Under Hay's low-carb, high-fat diet, milk and starches such as pasta and baked goods are forbidden and only certain fruits and vegetables can be eaten. And unlike Atkins, which allows for increased but still low amounts of carbohydrates the longer participants remain on the plan, Hays' plan remains constant.

A typical dinner on the Hays plan: "A half-pound of red meat or chicken dark meat (after cooking), with 1/2 cup of vegetables, 1/2 cup of salad, and a half piece of fruit. There's lots of oil but no vinegar or other condiments," he says. Acceptable vegetables include broccoli, cauliflower, and others that grow above ground; allowed fruits (which must be eaten last at every meal to keep glucose levels low) include apples, oranges, peaches, and pears, as long as they are not processed.

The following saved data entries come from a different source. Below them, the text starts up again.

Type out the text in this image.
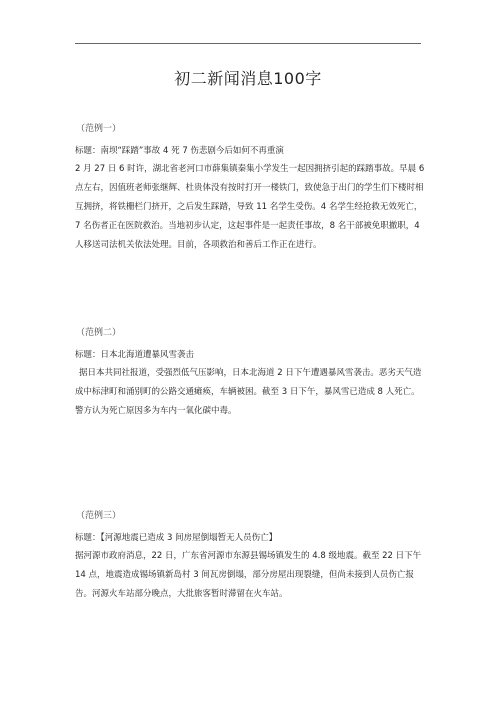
初二新闻消息100字
（范例一）
标题：南坝“踩踏”事故 4 死 7 伤悲剧今后如何不再重演
2 月 27 日 6 时许，湖北省老河口市薛集镇秦集小学发生一起因拥挤引起的踩踏事故。早晨 6 点左右，因值班老师张继辉、杜贵体没有按时打开一楼铁门，致使急于出门的学生们下楼时相互拥挤，将铁栅栏门挤开，之后发生踩踏，导致 11 名学生受伤。4 名学生经抢救无效死亡，7 名伤者正在医院救治。当地初步认定，这起事件是一起责任事故，8 名干部被免职撤职，4 人移送司法机关依法处理。目前，各项救治和善后工作正在进行。
（范例二）
标题：日本北海道遭暴风雪袭击
据日本共同社报道，受强烈低气压影响，日本北海道 2 日下午遭遇暴风雪袭击。恶劣天气造成中标津町和涌别町的公路交通瘫痪，车辆被困。截至 3 日下午，暴风雪已造成 8 人死亡。警方认为死亡原因多为车内一氧化碳中毒。
（范例三）
标题：【河源地震已造成 3 间房屋倒塌暂无人员伤亡】
据河源市政府消息，22 日，广东省河源市东源县锡场镇发生的 4.8 级地震。截至 22 日下午 14 点，地震造成锡场镇新岛村 3 间瓦房倒塌，部分房屋出现裂缝，但尚未接到人员伤亡报告。河源火车站部分晚点，大批旅客暂时滞留在火车站。
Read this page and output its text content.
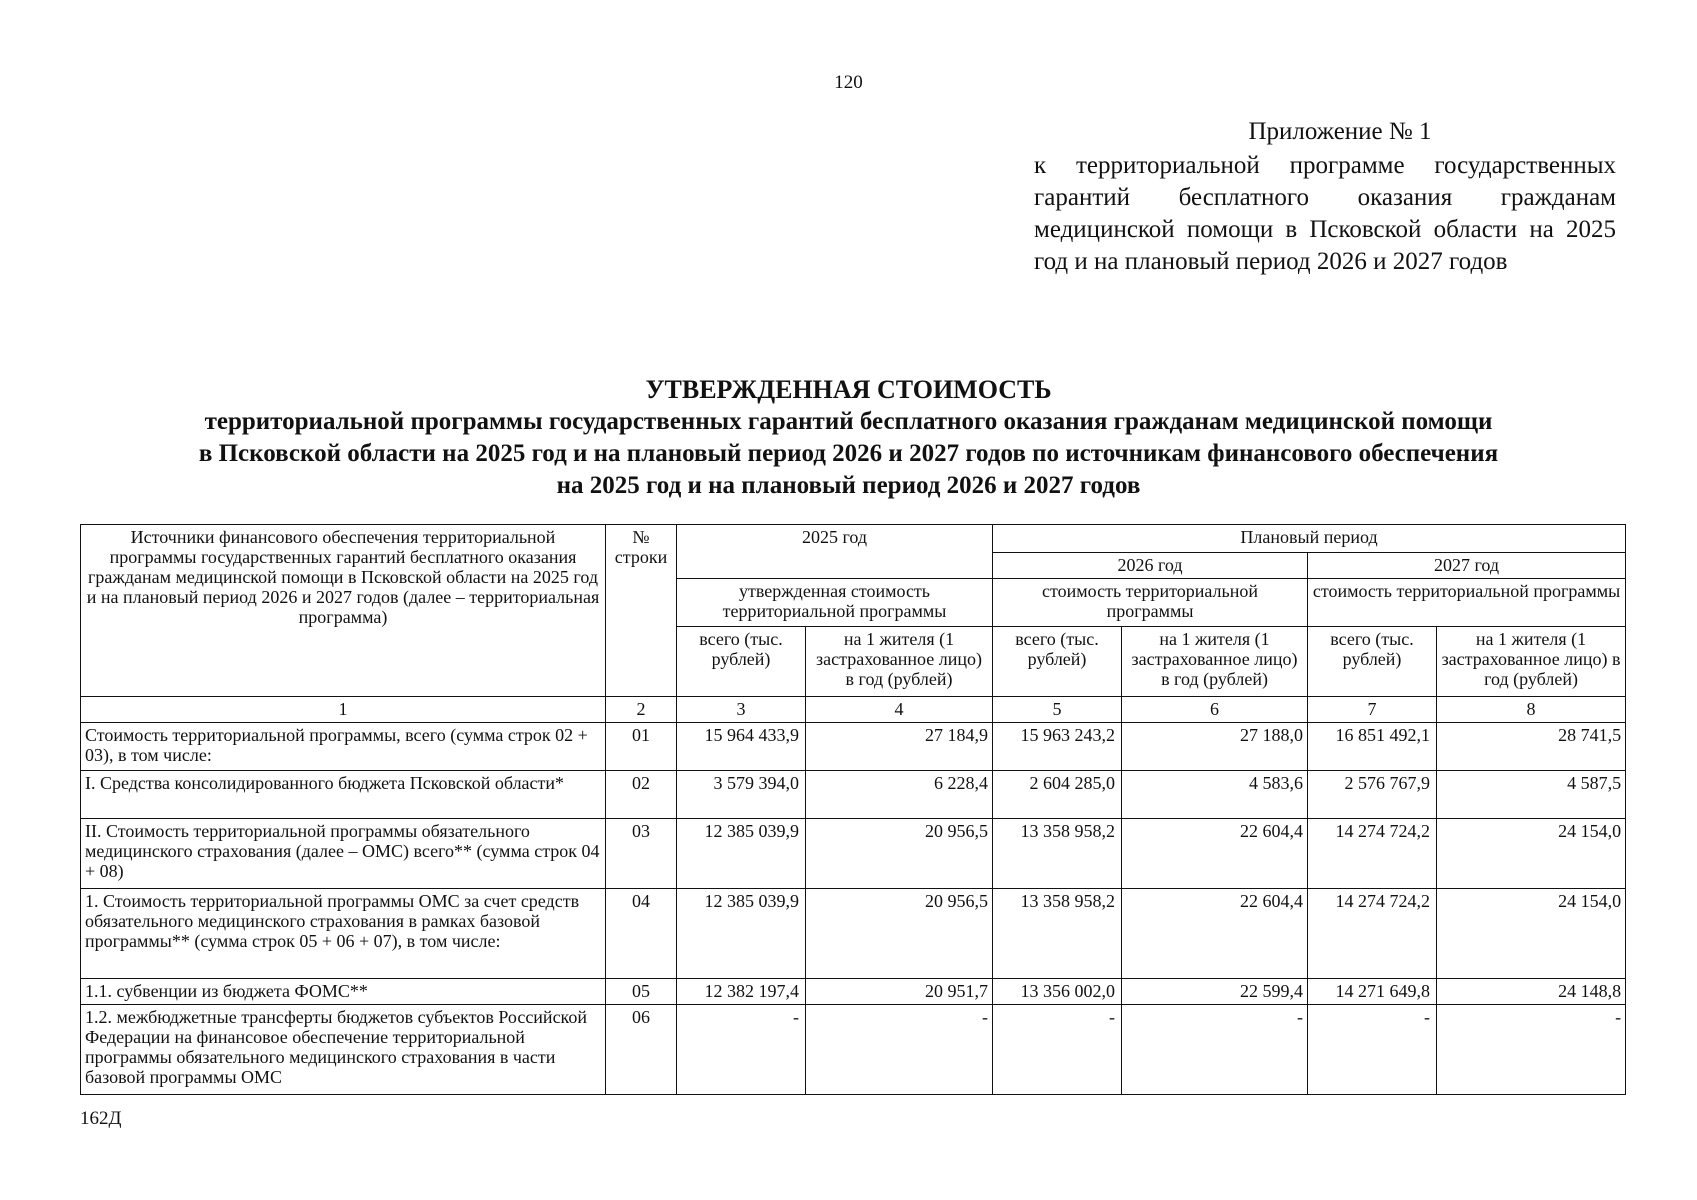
120
Приложение № 1
к территориальной программе государственных гарантий бесплатного оказания гражданам медицинской помощи в Псковской области на 2025 год и на плановый период 2026 и 2027 годов
УТВЕРЖДЕННАЯ СТОИМОСТЬ
территориальной программы государственных гарантий бесплатного оказания гражданам медицинской помощи
в Псковской области на 2025 год и на плановый период 2026 и 2027 годов по источникам финансового обеспечения
на 2025 год и на плановый период 2026 и 2027 годов
Источники финансового обеспечения территориальной программы государственных гарантий бесплатного оказания гражданам медицинской помощи в Псковской области на 2025 год и на плановый период 2026 и 2027 годов (далее – территориальная программа)	№ строки	2025 год		Плановый период			
				2026 год		2027 год	
		утвержденная стоимость территориальной программы		стоимость территориальной программы		стоимость территориальной программы	
		всего (тыс. рублей)	на 1 жителя (1 застрахованное лицо) в год (рублей)	всего (тыс. рублей)	на 1 жителя (1 застрахованное лицо) в год (рублей)	всего (тыс. рублей)	на 1 жителя (1 застрахованное лицо) в год (рублей)
1	2	3	4	5	6	7	8
Стоимость территориальной программы, всего (сумма строк 02 + 03), в том числе:	01	15 964 433,9	27 184,9	15 963 243,2	27 188,0	16 851 492,1	28 741,5
I. Средства консолидированного бюджета Псковской области*	02	3 579 394,0	6 228,4	2 604 285,0	4 583,6	2 576 767,9	4 587,5
II. Стоимость территориальной программы обязательного медицинского страхования (далее – ОМС) всего** (сумма строк 04 + 08)	03	12 385 039,9	20 956,5	13 358 958,2	22 604,4	14 274 724,2	24 154,0
1. Стоимость территориальной программы ОМС за счет средств обязательного медицинского страхования в рамках базовой программы** (сумма строк 05 + 06 + 07), в том числе:	04	12 385 039,9	20 956,5	13 358 958,2	22 604,4	14 274 724,2	24 154,0
1.1. субвенции из бюджета ФОМС**	05	12 382 197,4	20 951,7	13 356 002,0	22 599,4	14 271 649,8	24 148,8
1.2. межбюджетные трансферты бюджетов субъектов Российской Федерации на финансовое обеспечение территориальной программы обязательного медицинского страхования в части базовой программы ОМС	06	-	-	-	-	-	-
162Д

"It's very vigorous to eliminate starches completely, but those who do seem to do very well," Hays says. "We followed two other groups of patients who weren't taking statin medications for six months and a year, and they lost 15% and 20% of their body weight respectively and had no adverse effects on their [blood fats]. I've had some patients lose up to 40% of their weight on this plan."

But Is It Healthy?

Not all are convinced a high-fat diet is the best strategy for the long term.

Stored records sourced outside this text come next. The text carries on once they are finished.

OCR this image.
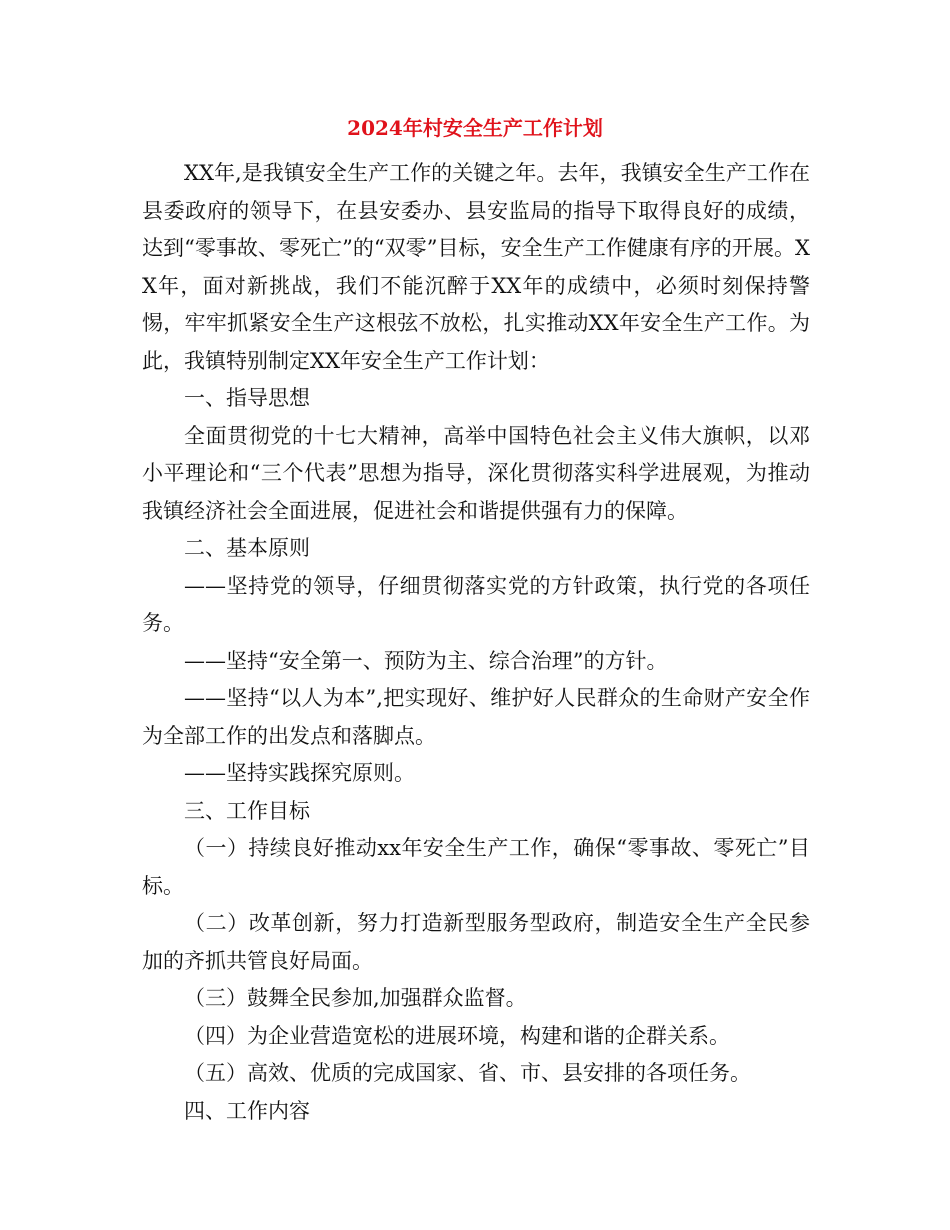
2024年村安全生产工作计划

XX年,是我镇安全生产工作的关键之年。去年，我镇安全生产工作在县委政府的领导下，在县安委办、县安监局的指导下取得良好的成绩，达到“零事故、零死亡”的“双零”目标，安全生产工作健康有序的开展。XX年，面对新挑战，我们不能沉醉于XX年的成绩中，必须时刻保持警惕，牢牢抓紧安全生产这根弦不放松，扎实推动XX年安全生产工作。为此，我镇特别制定XX年安全生产工作计划：

一、指导思想

全面贯彻党的十七大精神，高举中国特色社会主义伟大旗帜，以邓小平理论和“三个代表”思想为指导，深化贯彻落实科学进展观，为推动我镇经济社会全面进展，促进社会和谐提供强有力的保障。

二、基本原则

——坚持党的领导，仔细贯彻落实党的方针政策，执行党的各项任务。

——坚持“安全第一、预防为主、综合治理”的方针。

——坚持“以人为本”,把实现好、维护好人民群众的生命财产安全作为全部工作的出发点和落脚点。

——坚持实践探究原则。

三、工作目标

（一）持续良好推动xx年安全生产工作，确保“零事故、零死亡”目标。

（二）改革创新，努力打造新型服务型政府，制造安全生产全民参加的齐抓共管良好局面。

（三）鼓舞全民参加,加强群众监督。

（四）为企业营造宽松的进展环境，构建和谐的企群关系。

（五）高效、优质的完成国家、省、市、县安排的各项任务。

四、工作内容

"The main reason people lost weight on this diet is because they're consuming fewer calories than they're used to," says Jen Keller, RD, staff nutritionist for the Physicians Committee for Responsible Medicine, a nonprofit organization that promotes preventive medicine and a vegetarian diet.

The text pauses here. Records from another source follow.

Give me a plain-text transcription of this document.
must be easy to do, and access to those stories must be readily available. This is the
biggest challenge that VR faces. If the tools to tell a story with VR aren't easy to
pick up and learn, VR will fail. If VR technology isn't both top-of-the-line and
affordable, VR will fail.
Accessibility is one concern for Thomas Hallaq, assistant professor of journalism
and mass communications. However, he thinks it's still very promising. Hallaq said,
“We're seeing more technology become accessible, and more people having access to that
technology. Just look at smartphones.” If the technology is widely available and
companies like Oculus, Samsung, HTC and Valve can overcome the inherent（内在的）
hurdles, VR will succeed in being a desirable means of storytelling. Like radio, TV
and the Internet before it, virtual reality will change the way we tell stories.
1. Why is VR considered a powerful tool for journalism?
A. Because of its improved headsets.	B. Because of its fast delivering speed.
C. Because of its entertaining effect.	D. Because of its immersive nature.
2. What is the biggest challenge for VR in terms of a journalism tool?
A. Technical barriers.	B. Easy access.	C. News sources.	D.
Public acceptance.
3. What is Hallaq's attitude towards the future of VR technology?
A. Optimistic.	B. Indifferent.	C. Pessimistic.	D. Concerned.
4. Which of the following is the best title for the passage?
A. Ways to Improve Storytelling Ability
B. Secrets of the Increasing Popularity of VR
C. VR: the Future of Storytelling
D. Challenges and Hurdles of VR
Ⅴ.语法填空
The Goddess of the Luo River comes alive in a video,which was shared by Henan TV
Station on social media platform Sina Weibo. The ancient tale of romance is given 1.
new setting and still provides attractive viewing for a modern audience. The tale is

"It doesn't matter how you lose weight -- you can starve yourself, you can eat eggs all day, however you do it, if you're eating fewer calories that you're used to, your blood fats will improve in the short-term," she tells WebMD. "But a lot of times, when the weight loss plateaus, the benefits in cholesterol are erased and you're no better off than when you started, and sometimes worse."

Her group has been a longtime and vocal critic of low-fiber, high-fat diets such as Atkins, and she is concerned that such eating plans raise the risk of colon cancer, kidney disease, and other health problems.